Adrienne reaches out over her corn salad, passing me her phone. “He went to high school in DC, but it says that he’s from here. Do you think his parents are stacked?” she asks.

“The better question is, how did an alumnus of The Thomas Jefferson Magnet School for Technology and the Sciences end up here with a bunch of stoners? Did he miss-shoot the nerds across the pond?” I give Adrienne her phone back and take a bite of the now cold eggplant parmesan. It tastes like the sole of a shoe, so I spit it back out. (I really don’t know why I’m still optimistic about dining hall food.)

“Hang on, I found something else. It’s an obituary from the Lakeshore Times about fifteen years ago for someone called Margaret, put out by the Pham-Davidsons. To our dearest Margaret: all may end with the sea, but you will forever live in our hearts,” Adrienne reads. “Spooky, isn’t it? I wonder if his grandma drowned or something? All may end with the sea.
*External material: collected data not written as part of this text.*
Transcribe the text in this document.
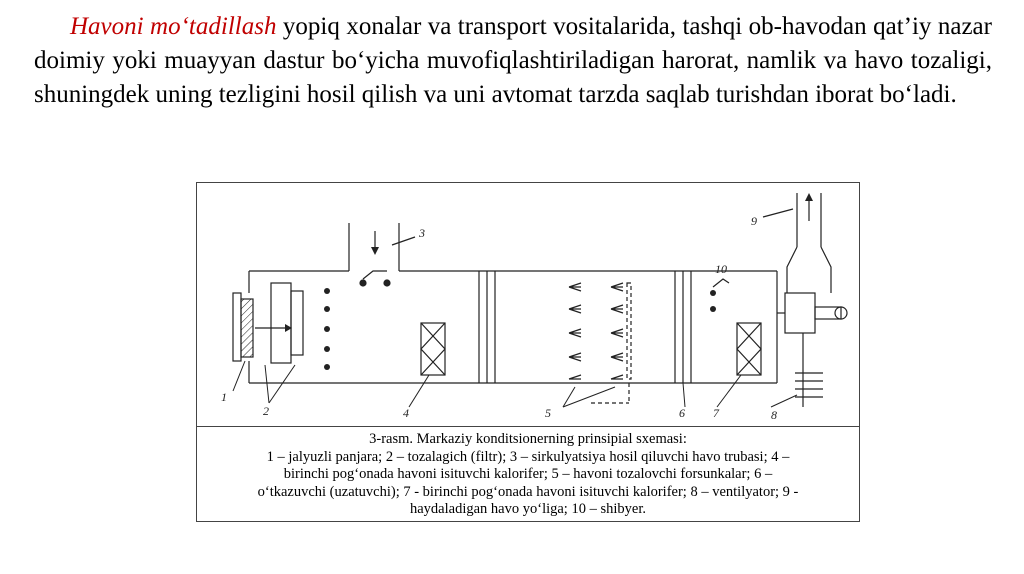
Havoni mo‘tadillash yopiq xonalar va transport vositalarida, tashqi ob-havodan qat’iy nazar doimiy yoki muayyan dastur bo‘yicha muvofiqlashtiriladigan harorat, namlik va havo tozaligi, shuningdek uning tezligini hosil qilish va uni avtomat tarzda saqlab turishdan iborat bo‘ladi.

1
2
3
4	5	6 7	8
9
10
3-rasm. Markaziy konditsionerning prinsipial sxemasi:
1 – jalyuzli panjara; 2 – tozalagich (filtr); 3 – sirkulyatsiya hosil qiluvchi havo trubasi; 4 –
birinchi pog‘onada havoni isituvchi kalorifer; 5 – havoni tozalovchi forsunkalar; 6 –
o‘tkazuvchi (uzatuvchi); 7 - birinchi pog‘onada havoni isituvchi kalorifer; 8 – ventilyator; 9 -
haydaladigan havo yo‘liga; 10 – shibyer.
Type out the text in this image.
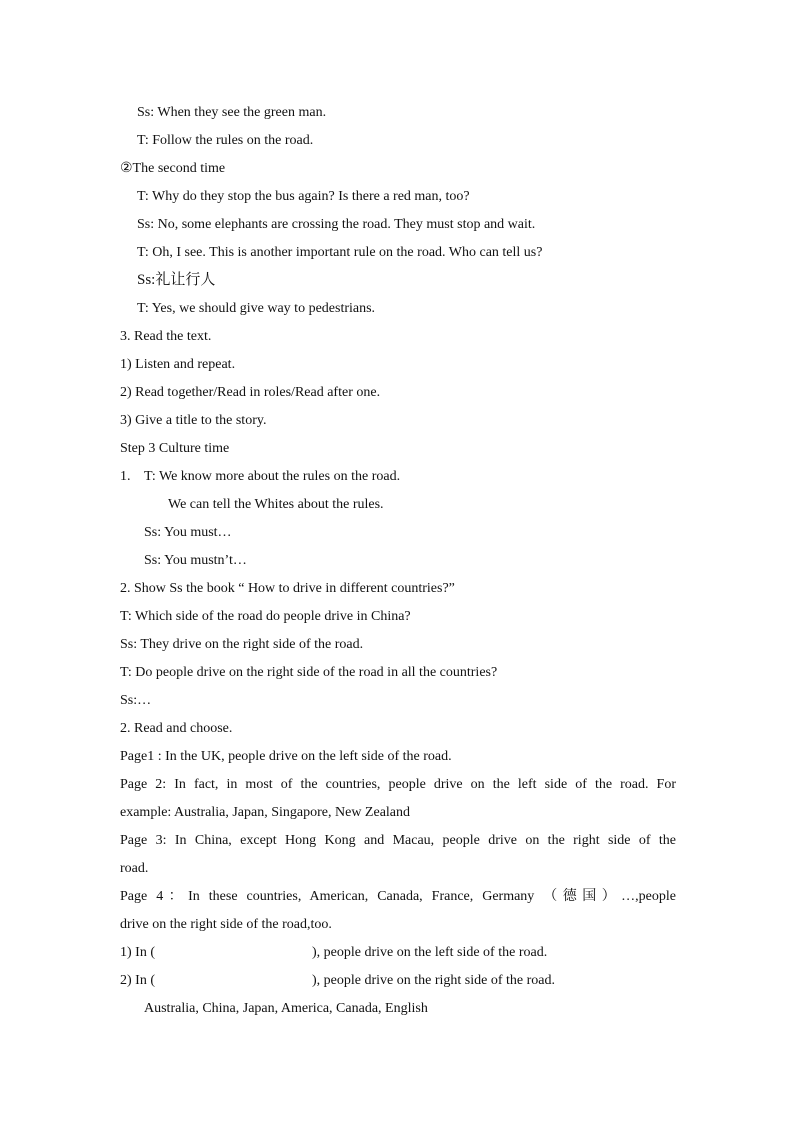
Ss: When they see the green man.
T: Follow the rules on the road.
②The second time
T: Why do they stop the bus again? Is there a red man, too?
Ss: No, some elephants are crossing the road. They must stop and wait.
T: Oh, I see. This is another important rule on the road. Who can tell us?
Ss:礼让行人
T: Yes, we should give way to pedestrians.
3. Read the text.
1) Listen and repeat.
2) Read together/Read in roles/Read after one.
3) Give a title to the story.
Step 3 Culture time
1. T: We know more about the rules on the road.
We can tell the Whites about the rules.
Ss: You must…
Ss: You mustn’t…
2. Show Ss the book “ How to drive in different countries?”
T: Which side of the road do people drive in China?
Ss: They drive on the right side of the road.
T: Do people drive on the right side of the road in all the countries?
Ss:…
2. Read and choose.
Page1 : In the UK, people drive on the left side of the road.
Page 2: In fact, in most of the countries, people drive on the left side of the road. For
example: Australia, Japan, Singapore, New Zealand
Page 3: In China, except Hong Kong and Macau, people drive on the right side of the
road.
Page 4：In these countries, American, Canada, France, Germany （德国）…,people
drive on the right side of the road,too.
1) In (	), people drive on the left side of the road.
2) In (	), people drive on the right side of the road.
Australia, China, Japan, America, Canada, English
“How do you know it’s him?” I ask.

“Who else has the last name of Pham-Davidson?” Adrienne rolls her eyes like I asked if water was wet. “Oh, hey, it says here on the BSO website that they’re playing a show tonight. In, let’s see, thirty-six minutes. Stravinsky and Ravel and some contemporary thing.”

“Are you suggesting I go?” I look at my sad plate. “I haven’t even eaten dinner yet.”

“Well, aren’t you fortunate that not only do we students get $5 rush passes to the best orchestra in town, they also perform three T stops away. You’d make it if you left within the next, like, seven minutes. Eat dinner after. With him.” Adrienne looks very proud of her dictation of my evening.

“Just me and him!? Me and the principal second violinist of the BSO!?”

“You waste, like, four seconds every time you say ‘principal second violinist of the BSO,’ by the way.”

It’s my turn to roll my eyes. “We met an hour ago, Adrienne. Now you’re expecting me to to ask my TA to dinner. Then what, going back to his place and a shag? Get us both kicked out?”

“I knew there was something more!” Adrienne smiles her self-congratulating smile, the one where she squints and tilts her head to the side a little, the one I absolutely love to hate.

“Okay, maybe,” I admit. “He’s really tall and has nice cheekbones. And I think he implied that I was creative? It sounded more like an insult the school, though. But it’s nothing serious. Just like another pretty boy on your Tumblr.” That was Adrienne’s favorite hobby, showing me the aggressive abs and smooth butts that populated her likes.

“Uh, there’s no need to turn this into a personal attack,” she says, picking at the bits of corn between her teeth. “But, since I am your best friend and moral compass, I’ll do you a huge favor and put your plate away, even though you insulted something I know we both greatly enjoy.” She stacks our clunky dining hall tupperware with the semi-professionalism only a part-time waitress who hates customers but loves money can muster.

I sigh. “But it’s weird. What if he sees me? He knows I don’t know shit about classical music--I didn’t know what the lowest note a violin could play was. It’s so obvious I would only go for him. And I need to rewrite my composition piece. And I thought we had plans to--”

“Dude, stop making excuses,” she sighs. “Just yesterday you were complaining about how boring everyone was, and how you wanted to go skydiving or take an African safari. Here’s your chance for adventure! And it might end in a blowjob instead of, like, I dunno, a lion chasing you up a tree.”

“Both are equally fun experiences,” I mutter. “But okay. You win. I’ll just sit in the back, so he can’t see me.”

“Mmm,” says Adrienne, and pats my back, pushing me in the direction of the T.